Tuesday, August 16, 2016

It's OK to be a Critic

I seriously read movie reviews. I can probably tell you if a move was well-received or not, claim I plan on seeing it, forget to, then find in on cable three years later and scramble to catch up. Without actually viewing them myself, I can recommend a film.

A.O. Scott is my reviewer of preference. My sister-in-law likes him too, her reasoning that since he is a father he knows what children will enjoy. If he doesn't gush about a film, I usually end up agreeing with him. 


He came out with a book recently about being a critic, and this piece ("Everybody's a Critic. That's How It Should Be.") was compiled from it. He admits having the title "critic" is akin to something of the insect family. 

The article made me think about personal versus public opinion. We all have preferences that we are ashamed of voicing (the sci-fi geeks understand).
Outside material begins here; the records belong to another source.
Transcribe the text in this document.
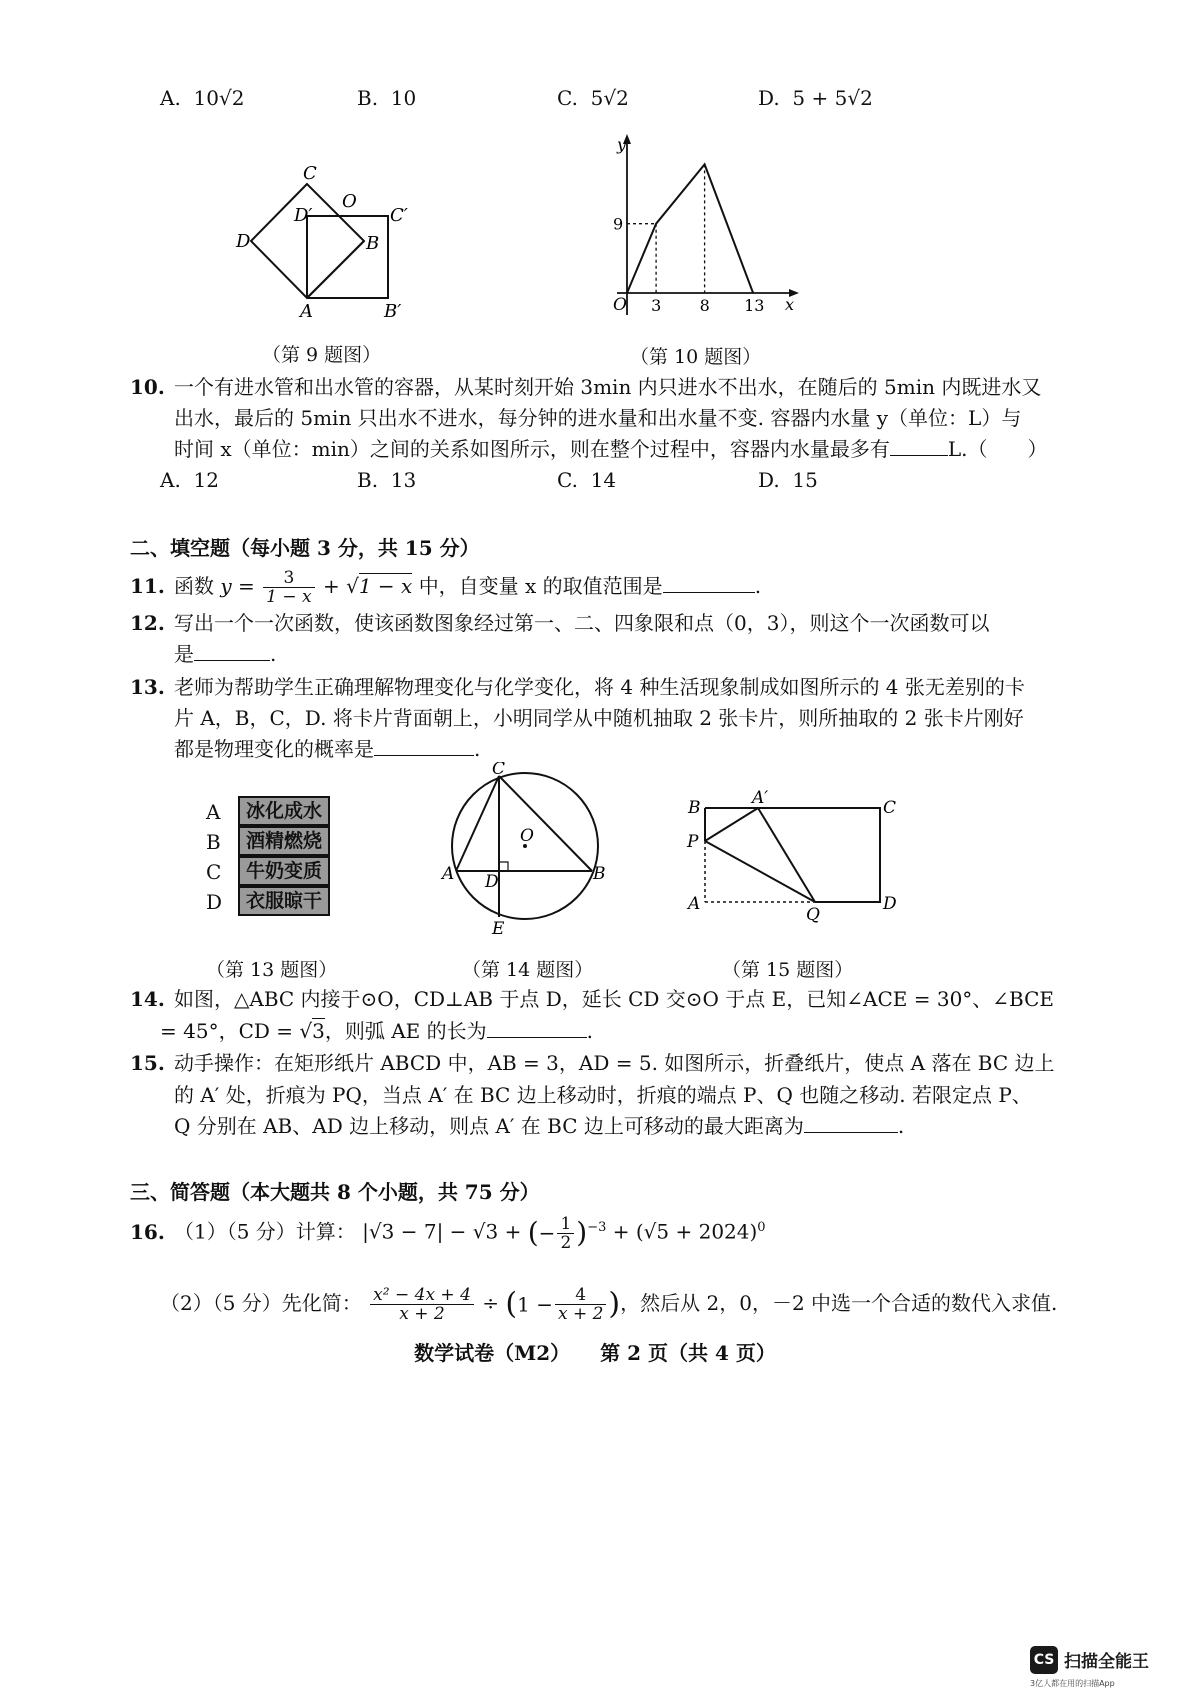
A. 10√2	B. 10	C. 5√2	D. 5 + 5√2
C
D
A
B
O
D′	C′
B′
（第 9 题图）
y
x
O 3 8 13
9
（第 10 题图）
10. 一个有进水管和出水管的容器，从某时刻开始 3min 内只进水不出水，在随后的 5min 内既进水又
出水，最后的 5min 只出水不进水，每分钟的进水量和出水量不变. 容器内水量 y（单位：L）与
时间 x（单位：min）之间的关系如图所示，则在整个过程中，容器内水量最多有	L.（　　）
A. 12	B. 13	C. 14	D. 15
二、填空题（每小题 3 分，共 15 分）
11. 函数 $y = \frac{3}{1 - x} + √1 - x$ 中，自变量 x 的取值范围是	.
12. 写出一个一次函数，使该函数图象经过第一、二、四象限和点（0，3），则这个一次函数可以
是	.
13. 老师为帮助学生正确理解物理变化与化学变化，将 4 种生活现象制成如图所示的 4 张无差别的卡
片 A，B，C，D. 将卡片背面朝上，小明同学从中随机抽取 2 张卡片，则所抽取的 2 张卡片刚好
都是物理变化的概率是	.
A	冰化成水
B	酒精燃烧
C	牛奶变质
D	衣服晾干
（第 13 题图）
C
O
A D	B
E
（第 14 题图）
B	A′	C
P
A
Q
D
（第 15 题图）
14. 如图，△ABC 内接于⊙O，CD⊥AB 于点 D，延长 CD 交⊙O 于点 E，已知∠ACE = 30°、∠BCE
= 45°，CD = √3，则弧 AE 的长为	.
15. 动手操作：在矩形纸片 ABCD 中，AB = 3，AD = 5. 如图所示，折叠纸片，使点 A 落在 BC 边上
的 A′ 处，折痕为 PQ，当点 A′ 在 BC 边上移动时，折痕的端点 P、Q 也随之移动. 若限定点 P、
Q 分别在 AB、AD 边上移动，则点 A′ 在 BC 边上可移动的最大距离为	.
三、简答题（本大题共 8 个小题，共 75 分）
16. （1）（5 分）计算： |√3 − 7| − √3 + (− $\frac{1}{2} )^{-3} + (√5 + 2024)^0$
（2）（5 分）先化简： $\frac{\text{x² − 4x + 4}}{x + 2} \div (1 - \frac{4}{x + 2}$ )，然后从 2，0，－2 中选一个合适的数代入求值.
数学试卷（M2）　　第 2 页（共 4 页）
CS 扫描全能王
3亿人都在用的扫描App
Sometimes we are loudly profess adoration of a highly contentious belief or person or book just because we know it'll get on our audience's nerves. The latter is not any more authentic expression than the former. 

What do we like? What do we believe? What do we despise? What is merely meh? Every first date is a minefield. Sometimes the other is so befuddled by the other's atypical outlook that the calendar is double-checked to make sure it's not April 1. 

I think we should all stand for something. It won't be the same something, obviously. But we can only stand for something once we know and like ourselves, and feel no embarrassment as the individuals that compose the many. 
It’s the mission of art to free our minds, and the task of criticism to figure out what to do with that freedom. That everyone is a critic means that we are each capable of thinking against our own prejudices, of balancing skepticism with open-mindedness, of sharpening our dulled and glutted senses and battling the intellectual inertia that surrounds us. We need to put our remarkable minds to use and to pay our own experience the honor of taking it seriously.
We can still be friends. Really.   


Daniel Saunders said...

I used to read reviews of films I had no intention of watching. I haven't done that for a while, but my favourite publication is The Jewish Review of Books. Even though I rarely buy books from there (although I sometimes recommend them to the library where I work), but I learn things from the reviews and enjoy reading well-written criticism (criticism in the broad sense of the term, not the nitpicking sense).

But we can only stand for something once we know and like ourselves, and feel no embarrassment for the individuals that compose the many.

Yep. I still avoid telling people I'm a Doctor Who fan, from all the years it was the most mocked programme on TV (or not on TV, as it was cancelled). Now it's popular again, but I can't get used to it. Although even among fans I have no rest, as I like the episodes everyone else hates. I even had (sort of still have) a blog of reviews of Doctor Who and occasionally other SF... I like thinking for myself, and reading thought-provoking ideas from others.

Princess Lea said...

Same here. I dissect the NY Times Book Review every week, because I learn things from the reviews and enjoy the well-written criticism as well. "Criticism" in the sense that "The author's logic is faulty because she chooses not to address the well-known study of 2013 that demolishes her argument," not "The author has terrible fashion sense."

I think a lot of geeks are coming out of the closet now. "Big Bang Theory" made it somewhat acceptable.

Daniel Saunders said...

Agreed about geeks coming out the closet, but I think Big Ban Theory is effect, not cause. I think the growing importance of hi-tech industries has led to geeks having more status and purchasing power, therefore they are a target for business to sell to. Hence the revival in recent years of Doctor Who, Star Wars, Star Trek, The X-Files and Ghostbusters and all those superhero movies that are dominating the cinemas.